Science

Perseid meteor shower 'warm-up act' for this month's eclipse

Posted August 10
Updated August 11

FILE - This Friday, Aug. 12, 2016 file photo made with a long exposure shows streaks in the sky during a Perseid meteor shower, seen behind crosses in Marganell, Spain. NASA’s meteor expert, Bill Cooke, says astronomers are projecting a slightly higher than normal rate of 150 meteors per hour across North America. But the bright moon will wash out the finer Perseids. So the viewing rate will be more like 30 to 40 meteors an hour. Peak viewing will be Friday night, Aug. 11, 2017, early Saturday, Saturday night and early Sunday. (AP Photo/Manu Fernandez)

— Consider this weekend's Perseid meteor shower an opening act for the total solar eclipse on Aug. 21.

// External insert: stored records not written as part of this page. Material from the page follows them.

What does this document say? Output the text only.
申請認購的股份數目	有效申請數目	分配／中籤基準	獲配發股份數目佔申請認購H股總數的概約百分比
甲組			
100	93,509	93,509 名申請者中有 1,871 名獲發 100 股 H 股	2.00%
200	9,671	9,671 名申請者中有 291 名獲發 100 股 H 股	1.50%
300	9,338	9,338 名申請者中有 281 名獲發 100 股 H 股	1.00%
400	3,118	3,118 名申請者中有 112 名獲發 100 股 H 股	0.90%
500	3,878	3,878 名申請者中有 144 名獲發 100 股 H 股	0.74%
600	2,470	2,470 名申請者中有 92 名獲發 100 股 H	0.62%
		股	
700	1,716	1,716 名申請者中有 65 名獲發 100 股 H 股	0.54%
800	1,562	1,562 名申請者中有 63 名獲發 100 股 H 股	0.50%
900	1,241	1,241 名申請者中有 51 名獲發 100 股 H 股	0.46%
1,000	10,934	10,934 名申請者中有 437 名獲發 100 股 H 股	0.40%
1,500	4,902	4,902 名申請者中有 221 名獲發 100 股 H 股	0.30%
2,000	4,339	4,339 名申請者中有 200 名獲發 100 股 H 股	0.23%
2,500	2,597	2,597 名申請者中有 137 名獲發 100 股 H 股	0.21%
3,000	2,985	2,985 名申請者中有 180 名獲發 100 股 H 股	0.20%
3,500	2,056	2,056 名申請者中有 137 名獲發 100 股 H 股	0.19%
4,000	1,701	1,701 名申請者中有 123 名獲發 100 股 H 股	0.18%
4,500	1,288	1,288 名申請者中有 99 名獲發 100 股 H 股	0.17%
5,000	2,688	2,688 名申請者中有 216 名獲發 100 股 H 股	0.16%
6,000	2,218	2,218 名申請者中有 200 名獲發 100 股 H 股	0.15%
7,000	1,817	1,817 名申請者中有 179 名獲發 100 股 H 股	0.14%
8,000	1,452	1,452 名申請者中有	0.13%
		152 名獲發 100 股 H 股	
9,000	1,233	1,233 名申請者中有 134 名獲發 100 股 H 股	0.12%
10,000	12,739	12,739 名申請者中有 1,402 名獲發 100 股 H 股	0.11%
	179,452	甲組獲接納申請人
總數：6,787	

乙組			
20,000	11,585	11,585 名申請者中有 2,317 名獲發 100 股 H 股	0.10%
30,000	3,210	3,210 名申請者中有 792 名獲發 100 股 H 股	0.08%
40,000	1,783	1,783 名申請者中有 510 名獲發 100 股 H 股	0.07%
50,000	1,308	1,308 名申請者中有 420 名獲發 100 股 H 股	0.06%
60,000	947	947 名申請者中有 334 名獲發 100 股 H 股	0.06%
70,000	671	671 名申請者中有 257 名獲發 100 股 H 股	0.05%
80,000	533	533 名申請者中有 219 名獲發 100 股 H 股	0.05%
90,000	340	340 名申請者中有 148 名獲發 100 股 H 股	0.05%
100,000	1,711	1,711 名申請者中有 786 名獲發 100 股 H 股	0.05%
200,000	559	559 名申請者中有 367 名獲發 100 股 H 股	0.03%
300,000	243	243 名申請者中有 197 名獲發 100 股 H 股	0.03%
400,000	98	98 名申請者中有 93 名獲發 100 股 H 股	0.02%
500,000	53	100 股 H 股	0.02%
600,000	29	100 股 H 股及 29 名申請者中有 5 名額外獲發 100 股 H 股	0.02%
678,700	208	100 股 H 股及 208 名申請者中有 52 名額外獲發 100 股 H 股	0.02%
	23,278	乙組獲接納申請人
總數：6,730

Astronomers are projecting a slightly higher than normal rate of 150 meteors per hour across North America. But the bright moon will wash out the finer Perseids. So the viewing rate will be more like 30 to 40 meteors an hour. Peak viewing will be Friday night, early Saturday, Saturday night and early Sunday.

The real cosmic show will be the total solar eclipse — the first to cross the U.S. coast to coast in 99 years.

NASA's meteor expert, Bill Cooke, says the Perseids "can be the warm-up act."

Last year's Perseids excelled with 200 meteors an hour.